Prusti – Deductive Verification for Rust
Producing reliable systems software is a major challenge, plagued by the ubiquitous problems of shared mutable state, pointer aliasing, dynamic memory management, and subtle concurrency issues such as race conditions; even expert programmers struggle to tame the wide variety of reasons why their programs may not behave as they intended. Formal verification offers potential solutions to many of these problems, but typically at a very high price: the mathematical techniques employed are highly-complex, and difficult for even expert researchers to understand and apply. The relatively-new Rust programming language is designed to help with the former problem: a powerful ownership type system requires programmers to specify and restrict their discipline for referencing heap locations, providing in return the strong guarantee (almost; we’ll discuss this..) that code type-checked by this system will be free from dangling pointers, unexpected aliasing, race conditions and the like. While this rules out a number of common errors, the question of whether a program behaves as intended remains.
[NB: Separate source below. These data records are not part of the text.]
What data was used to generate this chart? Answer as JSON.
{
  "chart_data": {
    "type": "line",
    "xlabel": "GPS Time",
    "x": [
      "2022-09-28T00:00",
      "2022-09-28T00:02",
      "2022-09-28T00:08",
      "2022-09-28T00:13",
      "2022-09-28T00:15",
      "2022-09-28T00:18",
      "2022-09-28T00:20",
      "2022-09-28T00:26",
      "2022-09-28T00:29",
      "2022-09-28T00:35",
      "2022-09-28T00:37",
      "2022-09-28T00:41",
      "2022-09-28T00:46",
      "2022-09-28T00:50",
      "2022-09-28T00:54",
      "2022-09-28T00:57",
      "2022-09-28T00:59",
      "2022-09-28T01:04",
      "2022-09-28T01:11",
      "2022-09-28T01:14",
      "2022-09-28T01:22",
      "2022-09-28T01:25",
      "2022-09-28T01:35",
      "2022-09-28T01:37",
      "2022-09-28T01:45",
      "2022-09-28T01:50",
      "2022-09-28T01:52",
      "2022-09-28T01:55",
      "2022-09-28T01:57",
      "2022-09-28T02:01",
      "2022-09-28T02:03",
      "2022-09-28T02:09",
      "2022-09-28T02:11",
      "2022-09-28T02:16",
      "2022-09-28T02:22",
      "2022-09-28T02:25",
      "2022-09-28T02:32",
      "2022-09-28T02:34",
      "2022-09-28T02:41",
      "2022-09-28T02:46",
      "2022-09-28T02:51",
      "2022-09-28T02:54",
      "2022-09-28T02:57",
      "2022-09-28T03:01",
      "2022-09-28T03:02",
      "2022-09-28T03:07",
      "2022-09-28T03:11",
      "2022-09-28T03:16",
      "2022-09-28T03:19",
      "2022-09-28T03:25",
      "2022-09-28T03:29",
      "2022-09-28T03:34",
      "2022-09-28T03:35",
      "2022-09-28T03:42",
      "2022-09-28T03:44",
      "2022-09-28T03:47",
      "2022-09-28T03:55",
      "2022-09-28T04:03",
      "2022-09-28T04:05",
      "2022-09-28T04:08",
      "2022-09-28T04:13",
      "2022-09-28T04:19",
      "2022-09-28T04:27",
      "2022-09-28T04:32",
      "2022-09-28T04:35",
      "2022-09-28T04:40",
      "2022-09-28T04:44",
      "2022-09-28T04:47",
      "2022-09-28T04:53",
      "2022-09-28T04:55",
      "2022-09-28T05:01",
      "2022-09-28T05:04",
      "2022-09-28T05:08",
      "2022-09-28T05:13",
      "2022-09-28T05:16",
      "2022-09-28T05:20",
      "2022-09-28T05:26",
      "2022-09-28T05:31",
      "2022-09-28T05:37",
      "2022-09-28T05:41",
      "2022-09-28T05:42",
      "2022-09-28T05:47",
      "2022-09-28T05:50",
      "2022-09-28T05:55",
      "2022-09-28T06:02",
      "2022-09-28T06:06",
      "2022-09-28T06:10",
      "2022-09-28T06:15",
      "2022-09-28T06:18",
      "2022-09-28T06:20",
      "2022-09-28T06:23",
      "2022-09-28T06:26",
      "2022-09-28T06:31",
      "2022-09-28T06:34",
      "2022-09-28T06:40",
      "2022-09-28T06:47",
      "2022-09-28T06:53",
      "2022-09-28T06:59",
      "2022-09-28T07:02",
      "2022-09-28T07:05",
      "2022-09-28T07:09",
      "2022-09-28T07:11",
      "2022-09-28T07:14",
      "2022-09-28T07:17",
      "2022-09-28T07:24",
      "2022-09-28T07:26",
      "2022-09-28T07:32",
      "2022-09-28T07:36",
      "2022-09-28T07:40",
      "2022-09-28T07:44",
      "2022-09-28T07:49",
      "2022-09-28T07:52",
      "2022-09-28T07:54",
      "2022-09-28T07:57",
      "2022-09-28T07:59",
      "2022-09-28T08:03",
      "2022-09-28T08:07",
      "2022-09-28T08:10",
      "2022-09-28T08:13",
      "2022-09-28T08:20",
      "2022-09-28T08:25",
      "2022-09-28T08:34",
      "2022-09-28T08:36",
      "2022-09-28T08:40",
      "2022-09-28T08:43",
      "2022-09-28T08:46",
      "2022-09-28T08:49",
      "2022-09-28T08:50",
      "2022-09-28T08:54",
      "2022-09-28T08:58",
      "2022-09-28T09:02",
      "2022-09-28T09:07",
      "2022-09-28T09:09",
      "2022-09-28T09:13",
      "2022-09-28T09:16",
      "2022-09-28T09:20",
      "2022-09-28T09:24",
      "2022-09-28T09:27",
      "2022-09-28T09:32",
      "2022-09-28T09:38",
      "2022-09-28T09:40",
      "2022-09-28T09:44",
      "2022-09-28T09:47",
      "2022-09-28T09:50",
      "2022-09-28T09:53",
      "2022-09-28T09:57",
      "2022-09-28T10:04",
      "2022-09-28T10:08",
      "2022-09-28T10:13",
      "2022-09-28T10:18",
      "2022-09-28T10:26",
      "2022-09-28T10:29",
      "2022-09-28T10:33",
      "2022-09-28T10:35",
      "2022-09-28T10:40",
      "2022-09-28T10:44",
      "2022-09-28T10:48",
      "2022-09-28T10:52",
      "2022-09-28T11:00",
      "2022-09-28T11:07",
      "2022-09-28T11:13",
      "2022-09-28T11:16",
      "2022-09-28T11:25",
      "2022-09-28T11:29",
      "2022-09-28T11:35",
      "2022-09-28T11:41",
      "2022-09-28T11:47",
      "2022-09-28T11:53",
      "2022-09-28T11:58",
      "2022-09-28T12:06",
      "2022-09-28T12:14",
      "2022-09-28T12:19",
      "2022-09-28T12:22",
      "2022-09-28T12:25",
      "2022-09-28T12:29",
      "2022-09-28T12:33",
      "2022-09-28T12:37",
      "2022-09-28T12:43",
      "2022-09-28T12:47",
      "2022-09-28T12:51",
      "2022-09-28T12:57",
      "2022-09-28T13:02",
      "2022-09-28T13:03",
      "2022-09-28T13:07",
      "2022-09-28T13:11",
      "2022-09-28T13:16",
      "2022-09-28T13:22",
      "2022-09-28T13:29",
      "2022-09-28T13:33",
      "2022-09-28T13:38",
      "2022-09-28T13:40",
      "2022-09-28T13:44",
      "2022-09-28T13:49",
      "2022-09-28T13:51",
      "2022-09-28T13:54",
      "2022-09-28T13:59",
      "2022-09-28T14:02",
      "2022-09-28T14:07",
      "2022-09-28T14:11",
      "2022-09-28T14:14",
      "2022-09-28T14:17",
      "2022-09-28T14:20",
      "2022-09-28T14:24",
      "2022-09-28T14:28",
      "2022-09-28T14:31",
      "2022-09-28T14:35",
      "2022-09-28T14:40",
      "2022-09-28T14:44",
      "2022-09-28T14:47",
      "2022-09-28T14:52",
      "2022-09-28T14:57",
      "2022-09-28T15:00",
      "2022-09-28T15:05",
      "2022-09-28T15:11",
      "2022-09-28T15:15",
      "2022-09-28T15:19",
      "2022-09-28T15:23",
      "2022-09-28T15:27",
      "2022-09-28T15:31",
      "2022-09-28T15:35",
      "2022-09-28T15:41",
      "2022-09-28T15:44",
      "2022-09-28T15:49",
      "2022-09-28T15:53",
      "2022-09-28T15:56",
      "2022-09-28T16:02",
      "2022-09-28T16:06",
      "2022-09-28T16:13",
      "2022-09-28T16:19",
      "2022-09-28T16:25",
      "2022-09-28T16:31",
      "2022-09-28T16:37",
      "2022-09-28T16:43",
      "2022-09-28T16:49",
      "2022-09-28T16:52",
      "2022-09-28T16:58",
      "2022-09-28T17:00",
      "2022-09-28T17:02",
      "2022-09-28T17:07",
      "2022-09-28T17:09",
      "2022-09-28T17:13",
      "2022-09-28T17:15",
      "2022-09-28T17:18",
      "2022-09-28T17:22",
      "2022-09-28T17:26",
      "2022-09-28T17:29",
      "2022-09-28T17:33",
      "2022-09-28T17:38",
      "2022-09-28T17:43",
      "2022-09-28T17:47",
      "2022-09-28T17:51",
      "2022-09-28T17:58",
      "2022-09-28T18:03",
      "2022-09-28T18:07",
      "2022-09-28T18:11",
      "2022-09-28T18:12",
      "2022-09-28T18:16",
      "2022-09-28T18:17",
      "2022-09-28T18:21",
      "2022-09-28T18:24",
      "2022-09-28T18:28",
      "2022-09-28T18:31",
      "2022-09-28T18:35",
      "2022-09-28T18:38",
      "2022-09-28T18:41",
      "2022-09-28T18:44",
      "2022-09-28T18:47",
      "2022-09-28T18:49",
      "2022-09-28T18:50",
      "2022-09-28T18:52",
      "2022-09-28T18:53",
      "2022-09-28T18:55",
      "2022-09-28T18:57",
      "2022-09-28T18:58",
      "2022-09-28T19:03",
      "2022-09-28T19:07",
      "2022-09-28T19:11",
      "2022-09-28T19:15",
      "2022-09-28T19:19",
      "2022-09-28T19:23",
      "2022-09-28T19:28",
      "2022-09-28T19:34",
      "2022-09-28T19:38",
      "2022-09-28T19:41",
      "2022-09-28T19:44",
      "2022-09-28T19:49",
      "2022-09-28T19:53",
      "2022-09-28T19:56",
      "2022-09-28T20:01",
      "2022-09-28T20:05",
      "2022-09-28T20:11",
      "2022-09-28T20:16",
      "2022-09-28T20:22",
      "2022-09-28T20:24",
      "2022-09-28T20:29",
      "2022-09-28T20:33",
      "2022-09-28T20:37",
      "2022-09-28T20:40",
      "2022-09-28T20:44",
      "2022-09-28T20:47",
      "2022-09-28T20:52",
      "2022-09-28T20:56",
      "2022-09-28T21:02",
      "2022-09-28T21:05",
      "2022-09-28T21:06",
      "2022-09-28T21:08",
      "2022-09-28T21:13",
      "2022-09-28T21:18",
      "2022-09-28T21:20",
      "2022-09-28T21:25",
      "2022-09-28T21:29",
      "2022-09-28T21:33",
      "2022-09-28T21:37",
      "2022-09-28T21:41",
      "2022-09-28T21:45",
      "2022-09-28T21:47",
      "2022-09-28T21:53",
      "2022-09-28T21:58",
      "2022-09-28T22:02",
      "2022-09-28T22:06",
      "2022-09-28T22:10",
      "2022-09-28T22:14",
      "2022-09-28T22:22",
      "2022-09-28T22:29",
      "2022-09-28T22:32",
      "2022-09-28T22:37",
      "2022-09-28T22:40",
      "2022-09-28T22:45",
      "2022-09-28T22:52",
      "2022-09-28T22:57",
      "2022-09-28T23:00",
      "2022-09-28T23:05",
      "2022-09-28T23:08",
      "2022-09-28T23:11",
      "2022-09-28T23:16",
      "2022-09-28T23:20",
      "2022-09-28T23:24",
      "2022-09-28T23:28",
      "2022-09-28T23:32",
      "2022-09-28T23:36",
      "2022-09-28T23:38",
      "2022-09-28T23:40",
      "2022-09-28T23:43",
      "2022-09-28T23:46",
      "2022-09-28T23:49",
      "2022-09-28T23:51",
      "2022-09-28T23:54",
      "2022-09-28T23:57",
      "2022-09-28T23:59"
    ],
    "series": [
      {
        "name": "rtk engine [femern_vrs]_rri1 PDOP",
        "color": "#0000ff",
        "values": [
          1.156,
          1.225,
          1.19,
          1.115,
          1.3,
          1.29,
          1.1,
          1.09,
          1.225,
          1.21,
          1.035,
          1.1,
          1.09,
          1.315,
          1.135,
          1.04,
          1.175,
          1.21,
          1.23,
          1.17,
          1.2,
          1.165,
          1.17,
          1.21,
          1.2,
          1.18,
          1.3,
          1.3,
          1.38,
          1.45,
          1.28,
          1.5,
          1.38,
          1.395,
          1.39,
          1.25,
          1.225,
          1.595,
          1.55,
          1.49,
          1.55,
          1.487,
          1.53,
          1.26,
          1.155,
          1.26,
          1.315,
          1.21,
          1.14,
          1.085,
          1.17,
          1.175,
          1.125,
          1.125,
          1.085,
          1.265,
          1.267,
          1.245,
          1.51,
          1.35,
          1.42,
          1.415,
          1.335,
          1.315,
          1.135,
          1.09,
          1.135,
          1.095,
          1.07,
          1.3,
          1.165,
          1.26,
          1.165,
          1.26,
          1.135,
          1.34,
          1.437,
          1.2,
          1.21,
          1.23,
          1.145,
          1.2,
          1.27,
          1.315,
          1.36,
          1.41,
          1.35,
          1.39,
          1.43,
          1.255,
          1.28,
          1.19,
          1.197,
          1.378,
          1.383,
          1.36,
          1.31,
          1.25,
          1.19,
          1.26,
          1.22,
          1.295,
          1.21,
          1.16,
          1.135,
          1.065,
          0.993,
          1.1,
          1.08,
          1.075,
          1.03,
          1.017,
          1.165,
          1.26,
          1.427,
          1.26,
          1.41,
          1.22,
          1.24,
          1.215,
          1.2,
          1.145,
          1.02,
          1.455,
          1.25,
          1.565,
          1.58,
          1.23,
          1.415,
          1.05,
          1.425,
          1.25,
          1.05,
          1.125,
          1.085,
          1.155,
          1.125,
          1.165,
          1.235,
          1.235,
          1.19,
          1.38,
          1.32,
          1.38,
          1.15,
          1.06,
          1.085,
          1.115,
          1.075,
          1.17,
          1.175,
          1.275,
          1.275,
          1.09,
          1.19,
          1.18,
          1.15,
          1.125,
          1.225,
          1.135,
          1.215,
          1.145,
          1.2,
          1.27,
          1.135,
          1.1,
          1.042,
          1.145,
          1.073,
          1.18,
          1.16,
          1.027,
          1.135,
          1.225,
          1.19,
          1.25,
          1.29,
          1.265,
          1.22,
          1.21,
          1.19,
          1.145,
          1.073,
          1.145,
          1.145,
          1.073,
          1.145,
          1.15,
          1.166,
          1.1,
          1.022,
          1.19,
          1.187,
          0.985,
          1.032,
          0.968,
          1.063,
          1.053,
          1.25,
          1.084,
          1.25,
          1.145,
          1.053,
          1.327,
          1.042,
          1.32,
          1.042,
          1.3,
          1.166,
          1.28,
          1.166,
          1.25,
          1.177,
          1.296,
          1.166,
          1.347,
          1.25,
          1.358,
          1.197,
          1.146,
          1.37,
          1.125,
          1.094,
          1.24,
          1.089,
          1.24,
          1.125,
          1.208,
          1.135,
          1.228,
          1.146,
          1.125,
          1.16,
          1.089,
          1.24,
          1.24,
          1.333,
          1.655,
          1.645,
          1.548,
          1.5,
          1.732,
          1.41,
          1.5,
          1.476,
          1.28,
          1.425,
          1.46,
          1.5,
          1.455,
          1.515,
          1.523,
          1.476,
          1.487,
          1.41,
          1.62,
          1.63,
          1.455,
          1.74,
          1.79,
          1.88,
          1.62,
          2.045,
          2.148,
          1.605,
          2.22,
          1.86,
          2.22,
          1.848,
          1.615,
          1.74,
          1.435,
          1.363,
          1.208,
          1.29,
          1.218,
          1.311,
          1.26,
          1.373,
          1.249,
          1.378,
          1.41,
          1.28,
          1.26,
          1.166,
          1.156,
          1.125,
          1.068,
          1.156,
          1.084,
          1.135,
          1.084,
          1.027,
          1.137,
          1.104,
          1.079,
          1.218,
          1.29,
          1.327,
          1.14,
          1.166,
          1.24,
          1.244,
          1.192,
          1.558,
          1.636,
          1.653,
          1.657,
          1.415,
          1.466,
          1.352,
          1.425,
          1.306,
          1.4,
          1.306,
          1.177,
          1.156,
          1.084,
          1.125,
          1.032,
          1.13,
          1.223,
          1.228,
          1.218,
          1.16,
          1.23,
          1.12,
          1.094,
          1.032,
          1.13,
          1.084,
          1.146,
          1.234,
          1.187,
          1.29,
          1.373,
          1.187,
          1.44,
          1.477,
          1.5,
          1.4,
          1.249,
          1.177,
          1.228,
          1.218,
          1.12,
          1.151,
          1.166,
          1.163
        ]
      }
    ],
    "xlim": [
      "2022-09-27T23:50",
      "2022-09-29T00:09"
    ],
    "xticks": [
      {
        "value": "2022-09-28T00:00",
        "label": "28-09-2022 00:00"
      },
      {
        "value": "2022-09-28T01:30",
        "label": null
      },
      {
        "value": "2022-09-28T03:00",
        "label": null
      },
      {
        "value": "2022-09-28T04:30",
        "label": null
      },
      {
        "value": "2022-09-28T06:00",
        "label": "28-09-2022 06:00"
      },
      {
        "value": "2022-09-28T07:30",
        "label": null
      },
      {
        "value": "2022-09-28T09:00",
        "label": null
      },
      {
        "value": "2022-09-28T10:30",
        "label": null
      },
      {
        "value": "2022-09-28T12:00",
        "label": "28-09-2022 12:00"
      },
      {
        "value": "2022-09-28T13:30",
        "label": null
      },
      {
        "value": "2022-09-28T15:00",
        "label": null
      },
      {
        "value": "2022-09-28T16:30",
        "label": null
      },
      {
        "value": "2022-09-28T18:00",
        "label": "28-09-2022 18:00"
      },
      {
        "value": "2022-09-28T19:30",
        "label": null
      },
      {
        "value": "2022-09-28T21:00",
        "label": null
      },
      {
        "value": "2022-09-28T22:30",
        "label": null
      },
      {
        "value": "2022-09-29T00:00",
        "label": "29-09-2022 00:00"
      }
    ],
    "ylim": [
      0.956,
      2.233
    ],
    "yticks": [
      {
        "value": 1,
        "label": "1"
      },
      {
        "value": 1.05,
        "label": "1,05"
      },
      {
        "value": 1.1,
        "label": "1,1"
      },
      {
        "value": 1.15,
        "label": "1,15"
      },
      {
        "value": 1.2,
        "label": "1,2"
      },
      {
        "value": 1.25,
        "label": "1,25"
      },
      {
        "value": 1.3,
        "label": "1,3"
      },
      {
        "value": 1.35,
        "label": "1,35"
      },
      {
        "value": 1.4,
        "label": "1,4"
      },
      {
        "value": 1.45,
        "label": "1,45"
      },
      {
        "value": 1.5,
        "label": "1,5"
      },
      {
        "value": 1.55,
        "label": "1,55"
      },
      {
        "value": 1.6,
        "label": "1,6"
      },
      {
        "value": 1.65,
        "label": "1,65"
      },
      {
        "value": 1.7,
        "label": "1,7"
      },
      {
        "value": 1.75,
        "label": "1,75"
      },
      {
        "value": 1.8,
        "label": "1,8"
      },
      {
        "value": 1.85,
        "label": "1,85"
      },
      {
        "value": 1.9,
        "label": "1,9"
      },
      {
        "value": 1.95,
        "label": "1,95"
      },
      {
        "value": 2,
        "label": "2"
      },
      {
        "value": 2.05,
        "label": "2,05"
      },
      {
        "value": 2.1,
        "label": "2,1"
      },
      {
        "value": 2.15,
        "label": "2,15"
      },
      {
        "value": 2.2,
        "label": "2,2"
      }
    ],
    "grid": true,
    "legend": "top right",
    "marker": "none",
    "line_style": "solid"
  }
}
In this tutorial I’ll give an introduction to the Prusti project, which leverages Rust’s type system and compiler analyses for formal verification of Rust code. By combining the rich information available about a type-checked Rust program with separate user-specification of intended behaviour, Prusti enables a user to verify functional correctness of their code without interacting with a complex program logic; in particular, specifications and all interactions with our implemented tool are at the level of abstraction of Rust expressions. The tutorial will include live demos with the tool, and audience participation is strongly encouraged!